The duties, which would be set at 15 percent, would affect shipments of U.S.-made paper, clothing and machinery to Europe and shipments of swine, cigarettes and oysters to Canada.
The threat steps up pressure on Washington to scrap or at least modify the law, which is known as the Byrd amendment for its chief author, Sen. Robert C. Byrd (D-W.Va.). That law, passed by Congress four years ago, provides that when foreign manufacturers are found to be dumping goods in the U.S. market -- that is, selling at unfairly low prices -- any anti-dumping duties that are imposed can be handed over to the U.S. companies that brought the dumping case, rather than to the Treasury.
It has benefited U.S. firms in industries including steel and pasta, with one of the largest beneficiaries being Timken Co., an Ohio maker of bearings, which collected about $40 million last year.

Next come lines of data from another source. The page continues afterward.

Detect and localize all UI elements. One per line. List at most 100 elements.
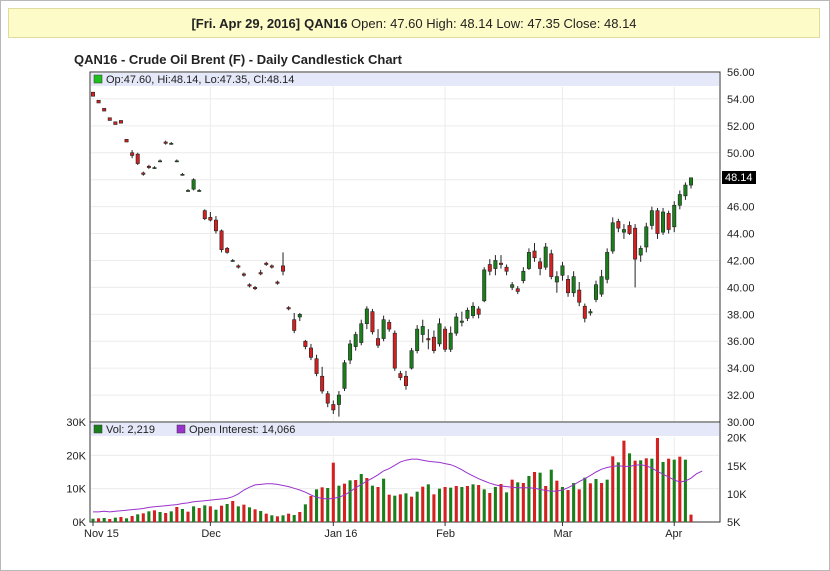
candle	[230, 259, 235, 262]
candle	[314, 354, 319, 377]
candle	[487, 259, 492, 276]
volume-bar	[477, 485, 481, 522]
candle-body	[370, 311, 375, 333]
volume-bar	[169, 511, 173, 522]
volume-bar	[627, 453, 632, 522]
candle	[661, 207, 666, 235]
candle-body	[510, 284, 515, 288]
candle-body	[264, 262, 269, 265]
candle-body	[487, 264, 492, 272]
candle-body	[381, 319, 386, 339]
volume-bar	[672, 459, 676, 522]
candle-body	[113, 121, 118, 125]
candle	[174, 159, 179, 163]
volume-bar	[382, 478, 386, 522]
candle	[616, 218, 621, 233]
candle	[577, 282, 582, 307]
candle	[381, 315, 386, 342]
candle-body	[672, 204, 677, 228]
volume-bar	[326, 488, 330, 522]
volume-bar	[549, 469, 553, 522]
candle	[107, 117, 112, 121]
candle-body	[437, 323, 442, 345]
candle-body	[297, 314, 302, 318]
price-y-axis: 56.0054.0052.0050.0048.0046.0044.0042.00…	[727, 67, 755, 429]
candle	[504, 264, 509, 276]
volume-bar	[97, 518, 101, 522]
candle-body	[515, 288, 520, 292]
volume-bar	[532, 472, 537, 522]
candle-body	[359, 323, 364, 343]
candle-body	[303, 340, 308, 347]
candle	[253, 286, 258, 291]
candle-body	[454, 316, 459, 334]
price-legend-band	[91, 73, 719, 86]
volume-bar	[287, 513, 291, 522]
candle-body	[364, 308, 369, 325]
volume-bar	[488, 493, 492, 522]
volume-bar	[214, 509, 218, 522]
candle-body	[493, 260, 498, 269]
candle	[666, 210, 671, 234]
volume-bar	[175, 507, 179, 522]
candle-body	[314, 358, 319, 374]
price-tick-label: 30.00	[727, 417, 755, 429]
volume-bar	[577, 489, 581, 522]
volume-bar	[521, 483, 525, 522]
candle	[655, 207, 660, 239]
candle	[582, 303, 587, 323]
candle	[370, 308, 375, 335]
candle-body	[275, 281, 280, 284]
volume-bar	[303, 504, 307, 522]
quote-header: [Fri. Apr 29, 2016] QAN16 Open: 47.60 Hi…	[8, 8, 820, 38]
candle	[118, 120, 123, 124]
candle-body	[476, 308, 481, 315]
candle-body	[281, 265, 285, 272]
candle-body	[186, 190, 190, 192]
volume-bar	[331, 462, 335, 522]
candle	[331, 400, 336, 414]
volume-bar	[102, 518, 106, 522]
candle	[409, 347, 414, 370]
candle-body	[644, 226, 649, 248]
candle	[96, 99, 101, 104]
candle	[91, 91, 95, 97]
candle-body	[415, 328, 420, 351]
candle	[336, 391, 341, 417]
volume-bar	[482, 489, 486, 522]
candle	[649, 206, 654, 230]
candle	[437, 318, 442, 347]
volume-bar	[124, 518, 129, 522]
volume-bar	[158, 512, 162, 522]
candle-body	[431, 336, 436, 351]
candle-body	[135, 153, 140, 164]
candle	[281, 252, 285, 276]
candle-body	[571, 276, 576, 294]
candle-body	[666, 213, 671, 230]
volume-bar	[404, 493, 408, 522]
candle	[387, 319, 392, 332]
quote-date: [Fri. Apr 29, 2016]	[191, 15, 301, 31]
candle-body	[336, 394, 341, 405]
candle-body	[241, 273, 246, 276]
candle	[247, 283, 252, 288]
candle	[169, 142, 174, 145]
candle	[499, 255, 503, 269]
candle	[364, 306, 369, 330]
candle	[610, 217, 615, 254]
candle	[275, 280, 280, 285]
candle	[146, 164, 151, 169]
candle	[476, 306, 481, 319]
volume-tick-label-left: 20K	[66, 450, 86, 462]
candle	[308, 343, 313, 361]
candle-body	[320, 375, 325, 392]
candle	[236, 264, 241, 269]
candle-body	[286, 307, 291, 310]
volume-bar	[270, 515, 274, 522]
volume-bar	[465, 486, 469, 522]
price-legend: Op:47.60, Hi:48.14, Lo:47.35, Cl:48.14	[106, 74, 294, 86]
volume-bar	[208, 506, 212, 522]
candle	[342, 360, 347, 392]
candle	[269, 264, 274, 269]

The law is popular in Congress, but since the WTO ruled it illegal in 2002, the Bush administration has been trying to persuade lawmakers that they must change it. The WTO last September authorized the E.U., Canada and several other nations to impose more than $140 million in duties on U.S. goods.
One possible solution would be giving duties collected under the Byrd law to workers or communities hard hit by import competition, rather than companies. That would presumably bring the law into compliance with the WTO, which said the law now inflicts a double penalty on foreign companies by forcing them to pay anti-dumping duties while rewarding their U.S. rivals.
Yesterday's move comes at a time of tense trade relations between the E.U. and the United States, which are at odds over subsidies to their leading aircraft makers, among other issues.
"We're disappointed that this step is being taken," said Richard Mills, a spokesman for the U.S. trade representative's office, in a statement. "The United States is working to comply with the WTO decision regarding the Byrd Amendment."
Sen. Charles E. Grassley (R-Iowa), chairman of the Senate Finance Committee, also expressed disappointment. "I hope we'll be able to come to a consensus soon on the Byrd amendment that will enable us to avoid continued trade sanctions," he said in a statement.
But E.U. and Canadian officials said they were running out of patience. "Retaliation is not our preferred option, but it is a necessary action," said Jim Peterson, Canada's trade minister, in a statement. "International trade rules must be respected."